Washington lawmakers are considering changes to the state's nascent carbon market with an eye toward controlling compliance costs and linking it with other jurisdictions, although they disagree over how far any program updates should go.
After last week's auction sold all of the Washington Carbon Allowances (WCAs) on offer at a record high price of $63.03/metric tonne, state senator Mark Mullet (D) introduced a proposal to make compliance easier in the coming years, and he is seeking a special session to pass it this year.
The state climate law "could use some work" to reduce its effect on gasoline prices, said Mullet, who is also a candidate in next year's gubernatorial election.
Washington's program requires large industrial facilities, power plants, and fuel suppliers to purchase allowances to account for their greenhouse gas (GHG) emissions. The cap-and-trade system is designed to help the state meet its mandate to cut GHG emissions by 45pc from 1990 levels by 2030 and achieve net-zero emissions by 2050.
Mullet's proposal would keep the state's 2050 target intact but require less-stringent emissions cuts through 2030. It also would move 5pc of allowances planned for annual budgets from 2031-2042 into the program's cost-containment reserve for purchase by compliance entities next year. Higher-than-expected auction settlements this year have already prompted the Washington Department of Ecology to sell more than 1mn allowances from its cost-containment reserve and to set plans to offer 5mn more at a fixed price of $51.90/t on 8 November.
But other Democrats have shown little appetite for substantially reworking the carbon market — including governor Jay Inslee (D), whose office said Mullet's proposal would "kneecap" the state's climate law and allow for more GHG emissions. Inslee this week said he would introduce legislation to address oil and gas companies "profiteering" by charging consumers more than their true compliance costs.
Other top Democrats expressed similar reservations about some of the more far-reaching changes Mullet has endorsed. A special session this year, which would require the support of the governor or two-thirds of the legislature, is also unlikely.
"I'm not saying no to additional policy levers to try to increase some allowance supply in the coming session," but there's no need to "break glass," House majority leader Joe Fitzgibbon (D) told Argus.
Republicans have floated their own changes to the program this year, such as lowering the program's price ceiling and allocating a greater share of no-cost allowances, although Democrats control the governor's office and both chambers of the legislature and have been more resistant to sweeping updates.
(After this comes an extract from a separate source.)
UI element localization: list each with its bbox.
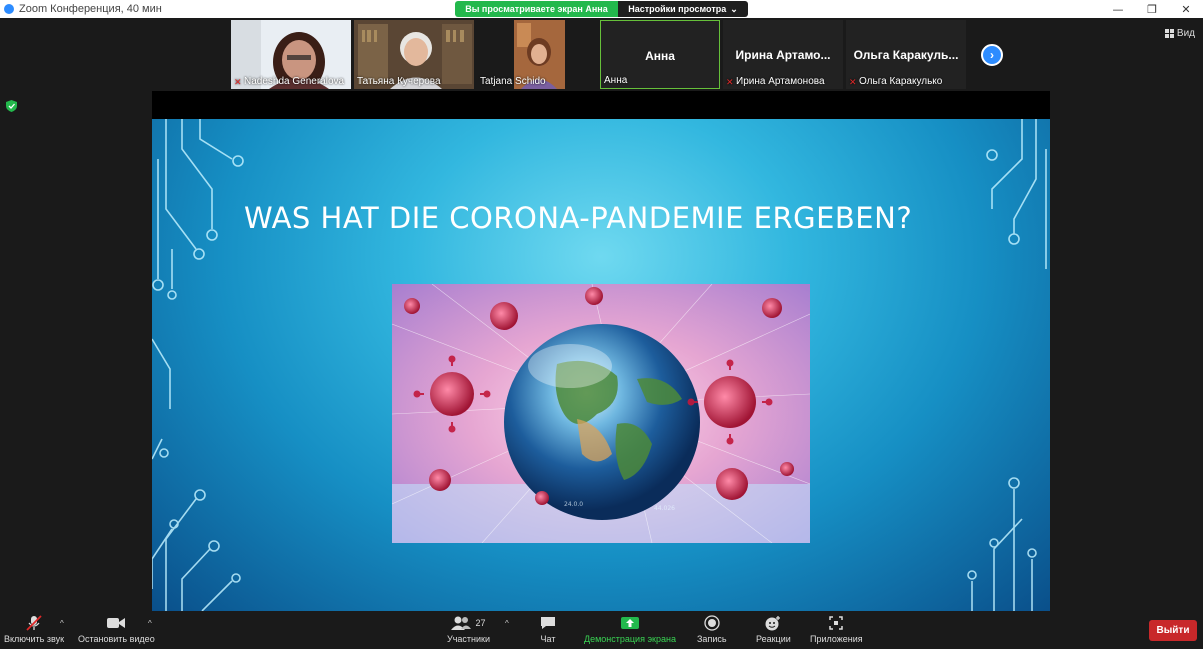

Fitzgibbon and House Environment and Energy Committee chair Beth Doglio (D) both have expressed support for linking Washington's programs with the California-Quebec carbon market, where allowances cost significantly less. Ecology has said it will issue a preliminary decision on linkage this October, although the earliest the programs could officially link is likely 2025.
Doglio said that her three carbon market priorities for next year's session are "changes to accommodate linkage, some transparency issues around gas prices, and addressing impacts to low-income households."
Fitzgibbon said lawmakers next year are likely to consider adjusting buying limits so that compliance entities can purchase more allowances at auction, and they could also weigh Mullet's proposal to broaden the types of biofuels that are exempt from program requirements.
As more allowances from the program's cost-containment reserve enter the market this year, compliance costs could fall off, absent major policy changes. Allowance prices have already tumbled, with December 2023 allowances beginning the week at $67.30/t and ending Thursday at $54/t according to Argus assessments.